Where are we missing biodiversity data?

A hunger map is a map of missing biodiversity data (a biodiversity data gap). The main challenge with hunger mapping is proving that a species does not exist but should exist in a region. Hunger maps are important because they could be used to prioritize funding and digitization efforts. Currently, GBIF has no way of telling what species are missing from where. In this blog post I review some potential ways GBIF could make global biodiversity hunger maps.

Checklists

With the checklist approach one simply compares GBIF occurrence data with a list of species that should be in the country (or area). This is the gold standard of hunger mapping and should be the preferred method if a checklist exists.

Here we see iNaturalists approach to hunger mapping. All checklists seen on iNauturalist are user supplied, meaning that a checklist is created for a region by using the same data that the observation is based on.

From iNaturalists’ help page:

“Every place has a default check list, and whenever an observation is made within the place’s boundaries and it has achieved research-grade status, the species observed will get automatically added to the place’s check list.” – source

Obviously GBIF would not want to count occurrences as regional checklists as GBIF would be eating its own tail. Ideally we would want a set of regional checklists that have been created without the use of pre-existing GBIF occurrence datasets. This way we can tell what species should be in a certain country and compare with what species we have lat-lon occurrence data.

Here are some examples of some regional checklists published on GBIF:

Currently, regional checklist data is very patchy and disorganized. And if a country is very data-poor, it is even less likely to have a regional checklist.

Predictive modelling

While well-curated regional checklists are the gold standard of hunger mapping, they are very hard to organize and use. Another approach would be to generate species denisty maps through statistical modelling.

For example, this bird diversity map was produced by biodiversity mapping, using a statistical modeling approach citation. Such modelling approaches could be used to compare predicted versus observed species counts. Unfortunately generating global species richness maps requires fairly good global coverage.



And even for groups like dragonflies, generating a global species richness map can be difficult, as we can see with this map of life species richness map for dragonflies.

Intuition and comparison

Below I plot the global genus counts of animals (kingdom Animalia) by country according GBIF occurrence data. On this map the United States has more animal genera than Brazil, and Iceland has similar animal genus counts to most African countries. Obviously one can infer there are likely large data-gaps present on this map without needing a checklist from each country.


interactive map available here

Often an expert only needs taxon counts from a certain area to be able to judge if a data gap is present or not. Additionally even non-experts would be able to guess that DR Congo should have greater than two times the animal genus count of Iceland.

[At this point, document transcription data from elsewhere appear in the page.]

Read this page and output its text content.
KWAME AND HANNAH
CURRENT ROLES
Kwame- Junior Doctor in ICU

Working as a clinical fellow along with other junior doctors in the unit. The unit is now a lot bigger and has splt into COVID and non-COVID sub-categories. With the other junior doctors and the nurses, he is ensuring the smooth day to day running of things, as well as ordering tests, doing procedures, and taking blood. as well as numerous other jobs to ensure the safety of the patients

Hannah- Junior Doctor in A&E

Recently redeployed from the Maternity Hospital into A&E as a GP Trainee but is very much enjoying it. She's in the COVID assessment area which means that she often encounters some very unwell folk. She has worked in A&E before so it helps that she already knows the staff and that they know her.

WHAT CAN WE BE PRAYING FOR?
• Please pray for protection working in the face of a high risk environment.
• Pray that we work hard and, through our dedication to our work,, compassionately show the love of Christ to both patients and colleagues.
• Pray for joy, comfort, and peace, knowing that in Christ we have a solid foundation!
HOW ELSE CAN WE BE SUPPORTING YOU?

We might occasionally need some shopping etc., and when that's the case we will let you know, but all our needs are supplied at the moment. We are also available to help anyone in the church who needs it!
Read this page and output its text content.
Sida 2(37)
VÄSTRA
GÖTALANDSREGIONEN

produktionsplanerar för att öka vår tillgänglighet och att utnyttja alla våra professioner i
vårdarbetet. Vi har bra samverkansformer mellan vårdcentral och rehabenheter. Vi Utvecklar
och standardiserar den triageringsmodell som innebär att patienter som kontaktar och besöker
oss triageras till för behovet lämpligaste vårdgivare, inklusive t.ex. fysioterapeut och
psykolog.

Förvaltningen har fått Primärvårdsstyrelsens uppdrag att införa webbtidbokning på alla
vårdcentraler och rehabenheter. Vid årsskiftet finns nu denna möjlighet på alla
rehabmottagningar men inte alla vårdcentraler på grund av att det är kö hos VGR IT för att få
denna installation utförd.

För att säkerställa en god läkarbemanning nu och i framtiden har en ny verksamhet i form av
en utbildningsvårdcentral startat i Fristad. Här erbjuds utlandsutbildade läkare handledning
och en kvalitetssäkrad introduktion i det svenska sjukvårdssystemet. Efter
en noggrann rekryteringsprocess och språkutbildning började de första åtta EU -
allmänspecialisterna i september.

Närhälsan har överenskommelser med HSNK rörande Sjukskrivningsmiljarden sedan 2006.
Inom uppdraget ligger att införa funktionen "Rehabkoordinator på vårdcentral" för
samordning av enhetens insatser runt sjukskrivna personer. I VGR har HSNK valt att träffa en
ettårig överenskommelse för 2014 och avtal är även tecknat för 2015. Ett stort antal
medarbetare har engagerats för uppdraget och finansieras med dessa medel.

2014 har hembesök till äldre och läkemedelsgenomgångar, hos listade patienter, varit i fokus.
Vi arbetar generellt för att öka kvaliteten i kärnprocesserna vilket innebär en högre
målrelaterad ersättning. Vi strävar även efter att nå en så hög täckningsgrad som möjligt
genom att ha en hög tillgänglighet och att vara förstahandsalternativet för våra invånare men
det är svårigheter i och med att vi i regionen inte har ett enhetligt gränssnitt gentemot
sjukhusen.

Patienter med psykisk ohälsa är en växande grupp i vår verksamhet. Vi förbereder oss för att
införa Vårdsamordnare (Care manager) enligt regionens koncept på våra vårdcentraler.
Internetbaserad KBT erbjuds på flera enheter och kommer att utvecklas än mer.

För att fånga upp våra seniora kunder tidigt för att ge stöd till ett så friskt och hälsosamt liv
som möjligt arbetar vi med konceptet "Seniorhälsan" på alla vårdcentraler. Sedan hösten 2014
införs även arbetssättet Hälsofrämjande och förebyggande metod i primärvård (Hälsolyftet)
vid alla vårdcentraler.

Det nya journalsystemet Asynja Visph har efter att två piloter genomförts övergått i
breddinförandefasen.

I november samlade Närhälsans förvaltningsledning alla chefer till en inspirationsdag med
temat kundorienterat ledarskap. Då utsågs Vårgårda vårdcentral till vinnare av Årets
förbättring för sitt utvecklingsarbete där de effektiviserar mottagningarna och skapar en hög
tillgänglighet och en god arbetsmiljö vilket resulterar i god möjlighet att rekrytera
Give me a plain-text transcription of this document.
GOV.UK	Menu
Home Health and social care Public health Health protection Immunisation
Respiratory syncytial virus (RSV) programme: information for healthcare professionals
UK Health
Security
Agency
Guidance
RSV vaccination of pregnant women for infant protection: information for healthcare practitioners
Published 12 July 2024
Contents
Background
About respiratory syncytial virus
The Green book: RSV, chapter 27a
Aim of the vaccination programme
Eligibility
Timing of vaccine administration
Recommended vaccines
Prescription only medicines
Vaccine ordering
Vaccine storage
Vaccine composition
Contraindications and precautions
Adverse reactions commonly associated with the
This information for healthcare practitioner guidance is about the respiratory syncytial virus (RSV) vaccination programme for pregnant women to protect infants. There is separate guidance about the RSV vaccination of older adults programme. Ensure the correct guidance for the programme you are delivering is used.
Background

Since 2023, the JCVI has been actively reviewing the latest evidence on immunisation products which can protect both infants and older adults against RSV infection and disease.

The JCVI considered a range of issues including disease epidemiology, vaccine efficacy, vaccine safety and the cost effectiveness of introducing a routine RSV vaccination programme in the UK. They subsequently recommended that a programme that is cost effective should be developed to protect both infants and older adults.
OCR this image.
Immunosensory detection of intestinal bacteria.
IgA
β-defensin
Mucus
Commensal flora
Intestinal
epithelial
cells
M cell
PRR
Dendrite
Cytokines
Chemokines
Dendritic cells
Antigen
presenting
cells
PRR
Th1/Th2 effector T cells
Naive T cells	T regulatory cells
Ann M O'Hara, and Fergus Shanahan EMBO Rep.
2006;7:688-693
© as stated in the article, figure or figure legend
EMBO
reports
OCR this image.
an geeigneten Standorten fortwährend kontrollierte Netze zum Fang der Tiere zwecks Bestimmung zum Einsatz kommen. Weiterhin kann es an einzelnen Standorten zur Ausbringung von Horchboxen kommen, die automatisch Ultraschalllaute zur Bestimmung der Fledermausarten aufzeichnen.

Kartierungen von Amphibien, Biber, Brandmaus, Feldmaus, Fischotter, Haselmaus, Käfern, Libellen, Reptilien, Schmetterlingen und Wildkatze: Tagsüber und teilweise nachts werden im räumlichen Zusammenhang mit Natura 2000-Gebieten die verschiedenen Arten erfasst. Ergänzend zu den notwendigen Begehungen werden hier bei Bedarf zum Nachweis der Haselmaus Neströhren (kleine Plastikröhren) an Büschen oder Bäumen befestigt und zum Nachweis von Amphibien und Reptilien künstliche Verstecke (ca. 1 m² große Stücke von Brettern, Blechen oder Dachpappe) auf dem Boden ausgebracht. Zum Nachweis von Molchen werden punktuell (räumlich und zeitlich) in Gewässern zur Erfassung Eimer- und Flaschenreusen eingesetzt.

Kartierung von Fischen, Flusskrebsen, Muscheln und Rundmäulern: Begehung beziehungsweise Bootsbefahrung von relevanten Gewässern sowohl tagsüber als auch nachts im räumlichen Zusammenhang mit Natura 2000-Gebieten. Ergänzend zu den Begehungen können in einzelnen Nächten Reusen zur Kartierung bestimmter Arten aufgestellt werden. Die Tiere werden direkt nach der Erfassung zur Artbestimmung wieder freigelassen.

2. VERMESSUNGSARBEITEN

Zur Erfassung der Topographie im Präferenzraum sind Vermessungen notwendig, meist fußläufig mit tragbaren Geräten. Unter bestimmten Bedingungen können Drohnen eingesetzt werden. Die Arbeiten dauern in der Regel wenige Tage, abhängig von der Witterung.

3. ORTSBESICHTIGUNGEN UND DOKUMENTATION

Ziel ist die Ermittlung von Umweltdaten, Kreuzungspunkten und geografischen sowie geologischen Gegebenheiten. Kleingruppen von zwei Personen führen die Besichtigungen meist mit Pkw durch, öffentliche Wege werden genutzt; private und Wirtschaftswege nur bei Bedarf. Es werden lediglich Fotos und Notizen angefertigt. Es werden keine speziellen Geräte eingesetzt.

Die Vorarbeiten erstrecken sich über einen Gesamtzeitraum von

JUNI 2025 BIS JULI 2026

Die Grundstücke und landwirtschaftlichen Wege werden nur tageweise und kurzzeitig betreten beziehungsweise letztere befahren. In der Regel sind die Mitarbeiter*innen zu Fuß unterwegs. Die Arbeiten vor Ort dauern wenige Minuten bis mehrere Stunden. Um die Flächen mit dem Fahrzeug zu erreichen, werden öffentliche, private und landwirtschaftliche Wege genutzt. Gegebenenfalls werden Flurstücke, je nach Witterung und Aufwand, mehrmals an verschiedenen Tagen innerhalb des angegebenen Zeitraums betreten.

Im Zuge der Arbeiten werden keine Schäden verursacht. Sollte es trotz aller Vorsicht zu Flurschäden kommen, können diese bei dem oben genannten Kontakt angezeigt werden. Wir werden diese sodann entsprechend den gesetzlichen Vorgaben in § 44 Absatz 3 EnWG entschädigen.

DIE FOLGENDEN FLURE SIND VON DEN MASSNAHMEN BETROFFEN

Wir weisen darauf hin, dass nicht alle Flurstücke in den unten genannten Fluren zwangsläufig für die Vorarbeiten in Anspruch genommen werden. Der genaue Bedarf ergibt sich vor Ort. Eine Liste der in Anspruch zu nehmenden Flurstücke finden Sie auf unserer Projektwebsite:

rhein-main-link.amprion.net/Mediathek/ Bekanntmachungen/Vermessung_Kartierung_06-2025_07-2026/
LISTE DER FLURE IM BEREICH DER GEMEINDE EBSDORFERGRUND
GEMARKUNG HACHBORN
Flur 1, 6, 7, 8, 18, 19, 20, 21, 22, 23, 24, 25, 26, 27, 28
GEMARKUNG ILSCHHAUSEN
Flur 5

Interactive global genus count maps

Below I link to some interactive genus count maps. These maps should be used for illustration and comparison purposes only, since counting taxonomic units is a hard problem even at the genus level. The numbers might very much inflated by duplicates and synonyms (or other issues). In the maps above I have not run any quality controls like excluding extinct species and synonyms. Still the maps broadly highlight where the GBIF network might be hungry for data.

Problems with counting species

One issue that will effect any method is species counting. How to divide species will always be controversial. So even if we have a checklist or a model prediction of a species count this will need to be reconciled somehow with the GBIF backbone.

“We are currently working with Catalogue of Life and other partners to try to deliver a more seamless and complete working checklist of all species but, right now, our view of the available data includes hundreds of thousands of scientific names which may or may not be accepted species.”
GBIF’s statement about species counts

Even for common species like the European herring gull (Larus argentus) there are 15 unique names. Some of these names are subspecies names but some are simply duplicates. Cleaning up names for something less common than a seagull will be even more difficult.

Conclusions

Hunger mapping would be greatly aided by well-curated and clean dataset of regional checklists. Unfortunately, checklists datasets are currently very disorganized. Even if a checklist for a certain group exists in one region does not mean it will exist in another region. In the future GBIF occurrence datasets may act as default checklists.

Still with a little bit of domain knowledge and some common sense we can roughly map where we probably want to prioritize funding in the future. Looking at the animal genus counts of the countries in Asia and Africa, shows that the BIFA and BID projects are money well spent.